The Sicilian's Secret Son - Page 1

CHAPTER ONE

DINO ROSSINI SAT FORWARD, an ugly sneer on his face. ‘You’re making a mistake, Cavallari. You think this is what your father wanted?’

Seated behind the desk in his late father’s study, Luca Cavallari met Rossini’s angry stare with a steady one of his own. Glancing away—even blinking—would show weakness, and this man, like all bullies, preyed on those he considered weaker than himself.

It was why Luca had just fired him.

‘What my father wanted ceased to matter the day he died,’ he said. ‘We do things my way now.’

Rossini’s expression darkened. ‘The old ways—’

‘Will not be tolerated. I made that clear two months ago.’ A warning his father’s security chief had blatantly ignored. Disgust turned Luca’s voice rough. ‘What you did yesterday was indefensible.’

‘He stole from you,’ Rossini said, as if that justified his brutality.

‘You should have called the police.’

Rossini laughed, the sound harsh. Mean. ‘This isn’t New York. You think a fancy suit and haircut gets you respect?’ He shook his head. ‘America made you soft, Cavallari. Here, when someone steals from you, disrespects you, you don’t call the police. You teach him a lesson.’

Anger sent Luca surging to his feet. He leant forward, planting his fisted hands on the desk. ‘A lesson?’ His voice boomed inside the high-ceilinged room. ‘You set your men—your thugs—onto a sixteen-year-old boy! He has a fractured leg, broken ribs, a dislocated shoulder and a serious concussion.’ Bile burned the back of Luca’s throat. Controlling his temper, he sat back down and said coldly, ‘Get out.’

‘What about my men?’

‘They’re fired, too.’

Rossini stood, another sneer distorting his face. ‘It won’t be easy replacing us.’

‘I already have.’ Luca punctuated the fact with a hard, satisfied smile. ‘There are two men outside the door waiting to escort you off the estate.’

Rossini’s cheeks turned a deeper shade of mottled red. He strode to the door, shot Luca one last belligerent look, and stalked out.

Luca stood and moved to the window behind the desk. Outside, in the bright glare of the Sicilian sun, two large, muscular men accompanied Rossini to where his black sedan was parked. He got in, gunned the engine and sped off, the car’s tyres spitting gravel and kicking up a cloud of pale dust. Luca watched the vehicle vanish from sight.

Good riddance.

He should have fired Rossini two months ago, his twenty years of service to the family be damned. Perhaps the man was right to some extent, although it galled Luca to admit it. He wasn’t ‘soft’—far from it—but years of self-imposed exile in America had left him ill prepared for the mammoth job ahead.

‘Signor Cavallari?’

He turned away from the window to find Victor, the family’s long-serving butler and head of the domestic staff, standing in the room.

Luca returned to the chair behind the expansive hand-carved desk—the place from where Franco Cavallari had ruled both his empire and his family with an iron fist—and sat. ‘What is it, Victor?’ he said, casting his gaze over the endless piles of paperwork demanding his attention.

‘I need to show you something.’

The urgency in Victor’s voice brought Luca’s head up. He studied the man. Not a hair out of place as usual, and his standard pinstriped suit looked as if it had come straight off the housekeeper’s steam press. But his brow glistened with beads of sweat and the knuckles on his left hand, which clutched an oversized envelope against his chest, shone white.

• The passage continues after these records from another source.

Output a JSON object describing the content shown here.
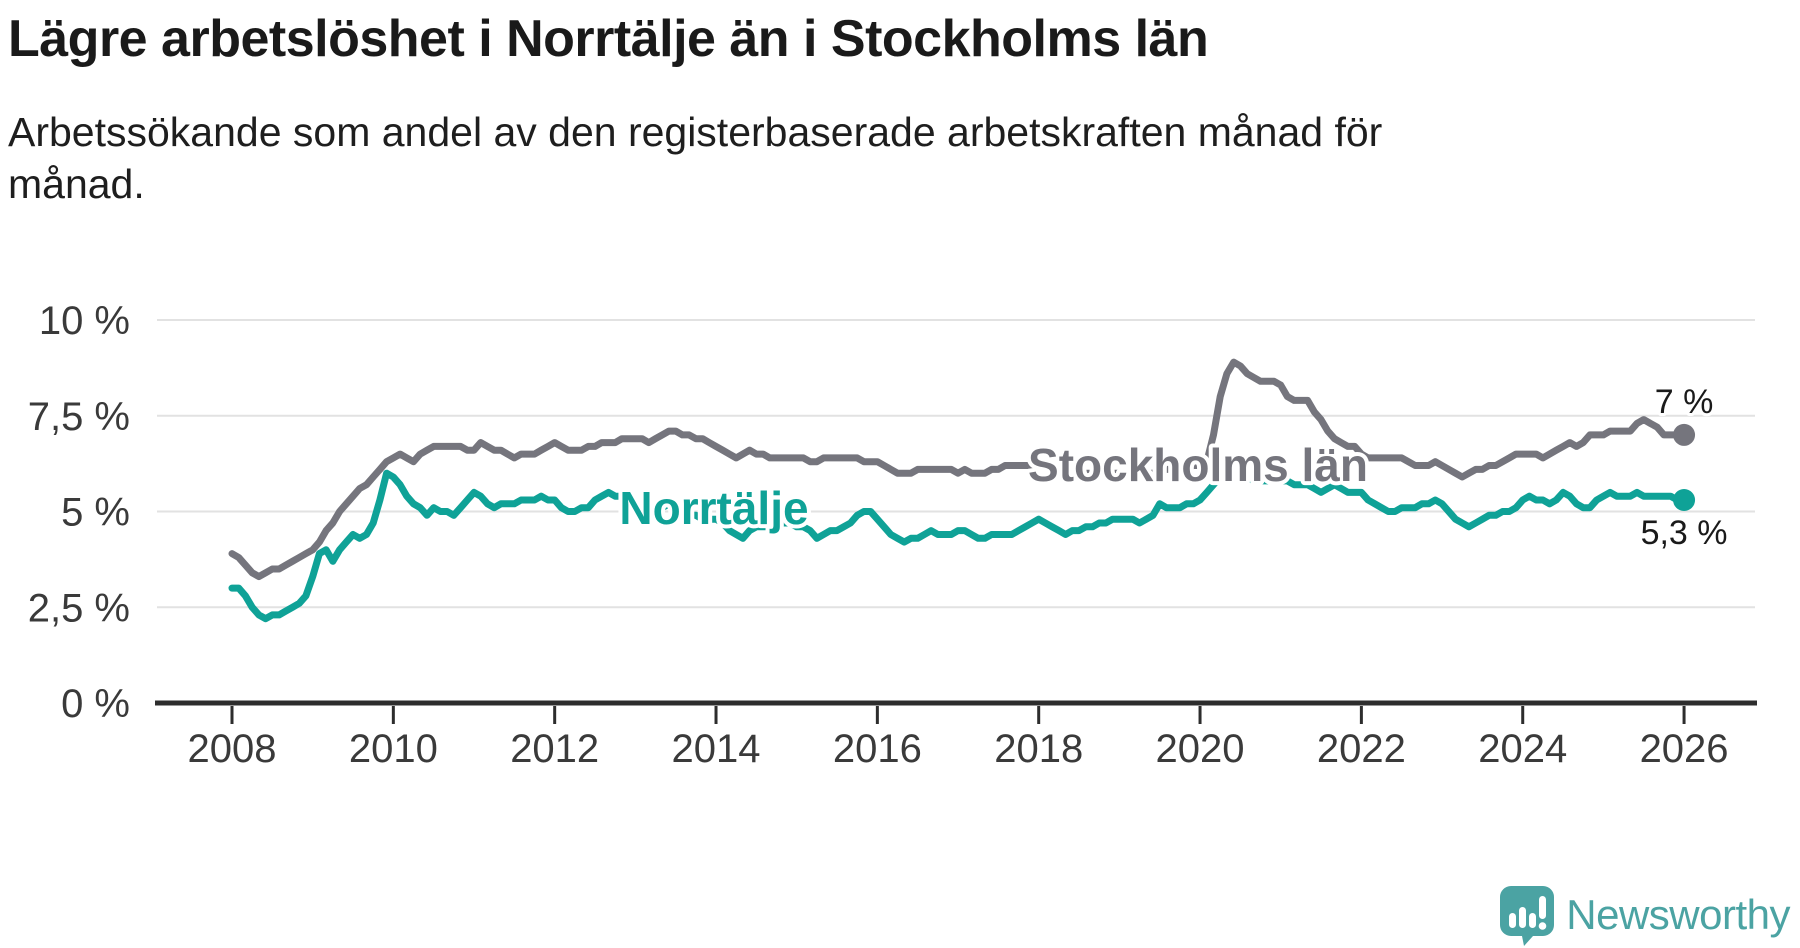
{
  "header": {
    "title": "Lägre arbetslöshet i Norrtälje än i Stockholms län",
    "subtitle": "Arbetssökande som andel av den registerbaserade arbetskraften månad för månad."
  },
  "chart_data": {
    "type": "line",
    "unit": "%",
    "frequency": "monthly",
    "x_start_month": "2008-01",
    "x_end_month": "2026-01",
    "xlim": [
      2007.0,
      2026.9
    ],
    "ylim": [
      0,
      10
    ],
    "grid": "horizontal",
    "x_ticks": [
      2008,
      2010,
      2012,
      2014,
      2016,
      2018,
      2020,
      2022,
      2024,
      2026
    ],
    "y_ticks": [
      0,
      2.5,
      5,
      7.5,
      10
    ],
    "y_tick_labels": [
      "0 %",
      "2,5 %",
      "5 %",
      "7,5 %",
      "10 %"
    ],
    "colors": {
      "stockholm_line": "#75757d",
      "norrtalje_line": "#0fa297",
      "gridline": "#e2e2e2",
      "axis": "#2d2d2d",
      "tick_label": "#3a3a3a",
      "end_label": "#1a1a1a"
    },
    "series": [
      {
        "name": "Stockholms län",
        "color": "#75757d",
        "end_value": 7.0,
        "end_label": "7 %",
        "values": [
          3.9,
          3.8,
          3.6,
          3.4,
          3.3,
          3.4,
          3.5,
          3.5,
          3.6,
          3.7,
          3.8,
          3.9,
          4.0,
          4.2,
          4.5,
          4.7,
          5.0,
          5.2,
          5.4,
          5.6,
          5.7,
          5.9,
          6.1,
          6.3,
          6.4,
          6.5,
          6.4,
          6.3,
          6.5,
          6.6,
          6.7,
          6.7,
          6.7,
          6.7,
          6.7,
          6.6,
          6.6,
          6.8,
          6.7,
          6.6,
          6.6,
          6.5,
          6.4,
          6.5,
          6.5,
          6.5,
          6.6,
          6.7,
          6.8,
          6.7,
          6.6,
          6.6,
          6.6,
          6.7,
          6.7,
          6.8,
          6.8,
          6.8,
          6.9,
          6.9,
          6.9,
          6.9,
          6.8,
          6.9,
          7.0,
          7.1,
          7.1,
          7.0,
          7.0,
          6.9,
          6.9,
          6.8,
          6.7,
          6.6,
          6.5,
          6.4,
          6.5,
          6.6,
          6.5,
          6.5,
          6.4,
          6.4,
          6.4,
          6.4,
          6.4,
          6.4,
          6.3,
          6.3,
          6.4,
          6.4,
          6.4,
          6.4,
          6.4,
          6.4,
          6.3,
          6.3,
          6.3,
          6.2,
          6.1,
          6.0,
          6.0,
          6.0,
          6.1,
          6.1,
          6.1,
          6.1,
          6.1,
          6.1,
          6.0,
          6.1,
          6.0,
          6.0,
          6.0,
          6.1,
          6.1,
          6.2,
          6.2,
          6.2,
          6.2,
          6.2,
          6.2,
          6.2,
          6.1,
          6.1,
          6.0,
          6.0,
          6.0,
          6.0,
          6.0,
          6.0,
          6.0,
          6.0,
          6.0,
          6.0,
          5.9,
          5.9,
          6.0,
          6.0,
          6.1,
          6.1,
          6.1,
          6.1,
          6.1,
          6.2,
          6.2,
          6.3,
          7.0,
          8.0,
          8.6,
          8.9,
          8.8,
          8.6,
          8.5,
          8.4,
          8.4,
          8.4,
          8.3,
          8.0,
          7.9,
          7.9,
          7.9,
          7.6,
          7.4,
          7.1,
          6.9,
          6.8,
          6.7,
          6.7,
          6.5,
          6.4,
          6.4,
          6.4,
          6.4,
          6.4,
          6.4,
          6.3,
          6.2,
          6.2,
          6.2,
          6.3,
          6.2,
          6.1,
          6.0,
          5.9,
          6.0,
          6.1,
          6.1,
          6.2,
          6.2,
          6.3,
          6.4,
          6.5,
          6.5,
          6.5,
          6.5,
          6.4,
          6.5,
          6.6,
          6.7,
          6.8,
          6.7,
          6.8,
          7.0,
          7.0,
          7.0,
          7.1,
          7.1,
          7.1,
          7.1,
          7.3,
          7.4,
          7.3,
          7.2,
          7.0,
          7.0,
          7.0,
          7.0
        ]
      },
      {
        "name": "Norrtälje",
        "color": "#0fa297",
        "end_value": 5.3,
        "end_label": "5,3 %",
        "values": [
          3.0,
          3.0,
          2.8,
          2.5,
          2.3,
          2.2,
          2.3,
          2.3,
          2.4,
          2.5,
          2.6,
          2.8,
          3.3,
          3.9,
          4.0,
          3.7,
          4.0,
          4.2,
          4.4,
          4.3,
          4.4,
          4.7,
          5.3,
          6.0,
          5.9,
          5.7,
          5.4,
          5.2,
          5.1,
          4.9,
          5.1,
          5.0,
          5.0,
          4.9,
          5.1,
          5.3,
          5.5,
          5.4,
          5.2,
          5.1,
          5.2,
          5.2,
          5.2,
          5.3,
          5.3,
          5.3,
          5.4,
          5.3,
          5.3,
          5.1,
          5.0,
          5.0,
          5.1,
          5.1,
          5.3,
          5.4,
          5.5,
          5.4,
          5.4,
          5.3,
          5.2,
          5.1,
          5.0,
          5.0,
          5.1,
          5.2,
          5.1,
          5.0,
          4.9,
          4.9,
          4.8,
          4.8,
          4.8,
          4.7,
          4.5,
          4.4,
          4.3,
          4.5,
          4.6,
          4.6,
          4.6,
          4.6,
          4.7,
          4.7,
          4.6,
          4.6,
          4.5,
          4.3,
          4.4,
          4.5,
          4.5,
          4.6,
          4.7,
          4.9,
          5.0,
          5.0,
          4.8,
          4.6,
          4.4,
          4.3,
          4.2,
          4.3,
          4.3,
          4.4,
          4.5,
          4.4,
          4.4,
          4.4,
          4.5,
          4.5,
          4.4,
          4.3,
          4.3,
          4.4,
          4.4,
          4.4,
          4.4,
          4.5,
          4.6,
          4.7,
          4.8,
          4.7,
          4.6,
          4.5,
          4.4,
          4.5,
          4.5,
          4.6,
          4.6,
          4.7,
          4.7,
          4.8,
          4.8,
          4.8,
          4.8,
          4.7,
          4.8,
          4.9,
          5.2,
          5.1,
          5.1,
          5.1,
          5.2,
          5.2,
          5.3,
          5.5,
          5.7,
          5.9,
          6.0,
          6.0,
          5.9,
          5.9,
          5.8,
          5.8,
          5.8,
          5.8,
          5.8,
          5.8,
          5.7,
          5.7,
          5.7,
          5.6,
          5.5,
          5.6,
          5.7,
          5.6,
          5.5,
          5.5,
          5.5,
          5.3,
          5.2,
          5.1,
          5.0,
          5.0,
          5.1,
          5.1,
          5.1,
          5.2,
          5.2,
          5.3,
          5.2,
          5.0,
          4.8,
          4.7,
          4.6,
          4.7,
          4.8,
          4.9,
          4.9,
          5.0,
          5.0,
          5.1,
          5.3,
          5.4,
          5.3,
          5.3,
          5.2,
          5.3,
          5.5,
          5.4,
          5.2,
          5.1,
          5.1,
          5.3,
          5.4,
          5.5,
          5.4,
          5.4,
          5.4,
          5.5,
          5.4,
          5.4,
          5.4,
          5.4,
          5.4,
          5.3,
          5.3
        ]
      }
    ]
  },
  "branding": {
    "logo_text": "Newsworthy",
    "logo_icon": "bar-chart-speech-bubble-icon",
    "color": "#4ba3a3"
  }
}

Luca leaned back in his chair. Well, well. Something had got the unflappable Victor in a flap. ‘For God’s sake, man,’ he said. ‘Sit down before you fall down.’

Victor dropped into the chair Rossini had vacated. ‘Thank you, signor.’ He plucked a pristine white handkerchief from his breast pocket and dabbed his brow.

Growing impatient, Luca held out his hand.

Victor hesitated, opened his mouth and closed it again, then relinquished the envelope.

Expecting documents of some kind, Luca removed the contents and instead found himself holding a bunch of eight-by-ten colour photographs. He examined the top one. A young woman stood on the grass in what looked like a public park. Other people milled about, but the photographer had clearly focused on her. The weather was sunny and presumably warm since she wore shorts, a sleeveless T-shirt, and a straw sunhat that cast her face in shadow.

‘Stunning,’ he murmured, trailing an appreciative eye over shapely curves and long, slender legs.

Victor clicked his tongue. ‘The other photos,’ he urged, pointing at the pile. ‘Look at them...the child...’

Luca put the picture down and picked up the next, this one of a young boy playing outdoors. No older than three or four, the child had tousled dark hair, brown eyes fringed with thick lashes, and olive skin flushed with exertion.

The hairs on Luca’s forearms lifted.

It was a photo of him as a boy. Except it wasn’t, because the date stamp was only ten months old.